LIQUIDITY: The People's Bank of China (PBOC) injected CNY10 billion via 7-day reverse repos and CNY30 billion via 14-day reverse repos with rates unchanged. This resulted in a net injection of CNY30 billion given the maturity of CNY10 billion of reverse repos today, according to Wind Information. The operations aim to maintain stable liquidity at the end of the year, the PBOC said on its website.

RATES: The seven-day weighted average interbank repo rate for depository institutions (DR007) fell to 1.4336% from the 1.6478% on Wednesday, Wind Information showed. The overnight repo average increased to 0.6046% from the previous 0.5878%.

YUAN: The currency strengthened to 6.5320 against the dollar from 6.5378 on Wednesday. The PBOC set the dollar-yuan central parity rate lower at 6.5361, compared with the 6.5558 set on Wednesday.

BONDS: The yield on 10-year China Government Bond was last at 3.2575%, up from Wednesday's 3.2375%, according to Wind Information.

STOCKS: The Shanghai Composite Index fell 0.57% to 3,363.11, while the CSI300 index decreased by 0.14% to 5,000.02. Hang Seng Index edged up 0.16% to 26,386.56.

FROM THE PRESS: China's anti-trust investigation into Alibaba Group is to better regulate and guide the healthy development of the company and its internet peers as top policymakers mull the risks of a few large companies dominating the market, the People's Daily said. The State Administration of Market Regulation this week launched an anti-competition probe into Alibaba for allegedly forcing wholesalers to choose one of two competing platforms. China remains supportive of the online economy, the People's Daily said.

China will establish a modern central banking system prioritizing currency stability, sound employment, financial stability and balance of payments, PBOC Governor Yi Gang wrote in the People's Daily.
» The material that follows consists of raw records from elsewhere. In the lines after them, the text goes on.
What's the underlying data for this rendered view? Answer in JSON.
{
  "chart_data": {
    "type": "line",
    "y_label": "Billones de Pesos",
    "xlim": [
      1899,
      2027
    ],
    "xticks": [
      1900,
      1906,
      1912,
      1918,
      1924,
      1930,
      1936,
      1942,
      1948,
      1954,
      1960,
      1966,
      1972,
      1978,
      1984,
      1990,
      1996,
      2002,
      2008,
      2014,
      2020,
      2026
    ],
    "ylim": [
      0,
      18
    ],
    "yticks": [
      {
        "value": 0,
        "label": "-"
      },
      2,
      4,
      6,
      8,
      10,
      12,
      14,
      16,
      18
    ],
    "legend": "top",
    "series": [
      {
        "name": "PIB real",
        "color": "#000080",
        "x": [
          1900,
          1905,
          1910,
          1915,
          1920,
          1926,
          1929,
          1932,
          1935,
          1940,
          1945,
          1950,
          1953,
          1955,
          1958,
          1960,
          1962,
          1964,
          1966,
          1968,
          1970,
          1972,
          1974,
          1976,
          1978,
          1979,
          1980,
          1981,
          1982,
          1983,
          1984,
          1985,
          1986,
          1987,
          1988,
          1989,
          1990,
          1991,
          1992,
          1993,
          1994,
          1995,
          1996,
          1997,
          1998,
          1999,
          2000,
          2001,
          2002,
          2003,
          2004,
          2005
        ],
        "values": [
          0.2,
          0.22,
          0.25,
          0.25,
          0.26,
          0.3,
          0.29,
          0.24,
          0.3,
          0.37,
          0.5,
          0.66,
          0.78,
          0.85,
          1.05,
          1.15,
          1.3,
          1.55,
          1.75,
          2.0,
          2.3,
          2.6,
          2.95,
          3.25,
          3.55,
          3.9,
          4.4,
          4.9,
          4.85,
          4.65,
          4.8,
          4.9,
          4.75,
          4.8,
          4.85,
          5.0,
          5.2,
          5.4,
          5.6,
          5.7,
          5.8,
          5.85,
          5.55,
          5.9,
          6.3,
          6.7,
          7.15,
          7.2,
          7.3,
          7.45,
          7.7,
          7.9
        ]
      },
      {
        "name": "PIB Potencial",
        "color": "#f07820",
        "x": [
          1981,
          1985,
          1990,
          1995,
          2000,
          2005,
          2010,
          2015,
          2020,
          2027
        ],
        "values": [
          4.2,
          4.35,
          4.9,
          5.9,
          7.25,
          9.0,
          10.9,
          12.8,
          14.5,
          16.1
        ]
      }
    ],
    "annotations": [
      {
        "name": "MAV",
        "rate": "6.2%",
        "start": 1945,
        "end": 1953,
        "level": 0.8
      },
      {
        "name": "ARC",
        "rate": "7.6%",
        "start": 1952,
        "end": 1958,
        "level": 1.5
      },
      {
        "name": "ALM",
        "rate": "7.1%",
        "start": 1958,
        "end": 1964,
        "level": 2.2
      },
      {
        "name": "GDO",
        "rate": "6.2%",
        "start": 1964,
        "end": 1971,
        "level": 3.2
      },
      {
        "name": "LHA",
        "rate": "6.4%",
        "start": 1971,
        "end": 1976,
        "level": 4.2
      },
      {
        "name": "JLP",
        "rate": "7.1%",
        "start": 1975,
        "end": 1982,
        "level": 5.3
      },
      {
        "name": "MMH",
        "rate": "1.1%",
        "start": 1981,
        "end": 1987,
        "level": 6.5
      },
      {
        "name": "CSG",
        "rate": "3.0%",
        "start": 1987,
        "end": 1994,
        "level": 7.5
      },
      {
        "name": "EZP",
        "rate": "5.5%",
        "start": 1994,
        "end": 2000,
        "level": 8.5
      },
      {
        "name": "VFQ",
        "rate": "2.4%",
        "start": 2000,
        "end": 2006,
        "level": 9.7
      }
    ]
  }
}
China needs to take a market-based monetary and regulatory approach with the PBOC sustaining a healthy balance sheet, wrote Yi. China will prevent fiscal deficit monetization by building an independent central bank financial budget management system, and corporate credit risks must not impact the PBOC's balance sheet and the currency, wrote Yi.

China will lower import tariffs on more products in high demand, including medical equipment and raw materials for baby powder, the Ministry of Finance said on its website. China will implement zero tariffs on the second batch of cancer drugs, raw materials for rare disease drugs and food for children with special diseases, the statement said. Starting Jan. 1, China will implement temporary import tariffs, lower than the most-favored-nation tariffs, on 883 products, up from 859 products taxed at temporary rates in 2020, according to the statement.

China may see rising inflation in 2H of 2021 on strong growth and soaring prices of raw materials, YiCai reported citing Shen Jianguang, chief economist of JD Finance. The PBOC should focus more on core inflation to maintain the continuity and stability of its policies, the newspaper said, citing Zhang Jun, chief economist of Morgan Stanley Huaxin Securities.